Screen Reviews
Analog Love

Analog Love

directed by Robert V. Galluzzo

Passion River Films

It’s odd seeing a 64-bit depiction of the ancient 8-bit world: It’s TOO accurate. But that’s just how this movie rolls its credits. We begin this documentary with a young-ish father explaining cassette tapes to his teenage daughter. But first he must explain compact disks and soon we are back in the world of the 1970’s when cassette tapes were the hot new technology. Vinyl remained the king of quality audio, but the tape cassette allowed you to assemble a collection of just the songs that you loved for your driving pleasure. No more B sides, no more dud passages in your tunage as you drove down the road burning gas that only cost 30 cents a gallon. But now we’ve entered a new millennia as the film maker interviews aging hipsters as they look back at their formative years. Bits of the new millennia sneak in; the interviews are filmed with a ring light giving these guys that supernatural look in their eyes you see on YouTube. But the stories are more than nostalgia; these were the days when that one special track could save your life. I know; I was saved by Alice Cooper’s “18” and Ritchie Blackmore’s “Man on the Silver Mountain.” I’m sure you have your own faves.

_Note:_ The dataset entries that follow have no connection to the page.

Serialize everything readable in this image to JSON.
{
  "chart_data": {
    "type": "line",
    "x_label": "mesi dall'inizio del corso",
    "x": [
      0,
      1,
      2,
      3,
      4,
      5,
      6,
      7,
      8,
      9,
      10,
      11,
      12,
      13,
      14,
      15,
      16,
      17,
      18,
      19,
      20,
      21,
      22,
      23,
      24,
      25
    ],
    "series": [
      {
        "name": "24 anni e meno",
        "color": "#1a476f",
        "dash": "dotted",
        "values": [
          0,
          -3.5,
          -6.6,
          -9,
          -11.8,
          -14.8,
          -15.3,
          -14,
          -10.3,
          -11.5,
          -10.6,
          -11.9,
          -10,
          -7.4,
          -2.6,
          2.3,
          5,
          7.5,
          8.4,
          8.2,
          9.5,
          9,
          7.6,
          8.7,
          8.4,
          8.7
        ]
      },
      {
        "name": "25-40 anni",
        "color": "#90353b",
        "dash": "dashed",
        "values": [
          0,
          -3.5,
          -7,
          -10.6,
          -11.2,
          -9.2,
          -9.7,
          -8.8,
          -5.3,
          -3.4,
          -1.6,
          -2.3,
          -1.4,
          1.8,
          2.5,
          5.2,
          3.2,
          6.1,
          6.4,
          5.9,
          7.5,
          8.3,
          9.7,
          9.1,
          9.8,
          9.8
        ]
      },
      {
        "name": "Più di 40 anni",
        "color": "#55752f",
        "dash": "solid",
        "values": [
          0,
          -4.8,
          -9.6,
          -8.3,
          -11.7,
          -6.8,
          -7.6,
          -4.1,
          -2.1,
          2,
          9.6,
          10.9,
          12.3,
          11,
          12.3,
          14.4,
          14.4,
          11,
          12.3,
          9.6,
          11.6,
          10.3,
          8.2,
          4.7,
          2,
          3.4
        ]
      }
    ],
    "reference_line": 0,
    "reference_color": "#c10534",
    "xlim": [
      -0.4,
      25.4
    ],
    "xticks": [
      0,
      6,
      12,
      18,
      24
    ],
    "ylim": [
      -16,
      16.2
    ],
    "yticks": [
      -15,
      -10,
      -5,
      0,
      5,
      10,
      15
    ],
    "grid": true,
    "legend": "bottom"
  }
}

The good tapes were 90 minutes long, and a good cassette cost about an hour’s pay. Its was a fair deal in those days. You had to learn the ins and outs of “Type 2” and “Gold” tapes but no one knew what any of that meant. But this let us hear OUR music in the way WE wanted. Sure, you heard some tape hiss, but with the windows rolled down and the volume turned up, it didn’t matter. The true fans in this film still have their Radio Shack mixers, and the point here shows how your music, properly arranged, could draw love and boost your cool factor and set you apart as that weird who only listened to jazz. We see how much work went into the mix tapes: song selection, getting copies of the music (often over the radio,) the mixing process, and the effect the result gave you. Here that young woman getting help from her father gets the ultimate demo: her dad scrounges up a classic Mustang complete with a tape deck so they can cruise around town and bond. Nostalgia? Absolutely. And ultimately, that’s all you have left is a time capsule of life in the 1970’s preserved in amber for your reminiscing pleasure.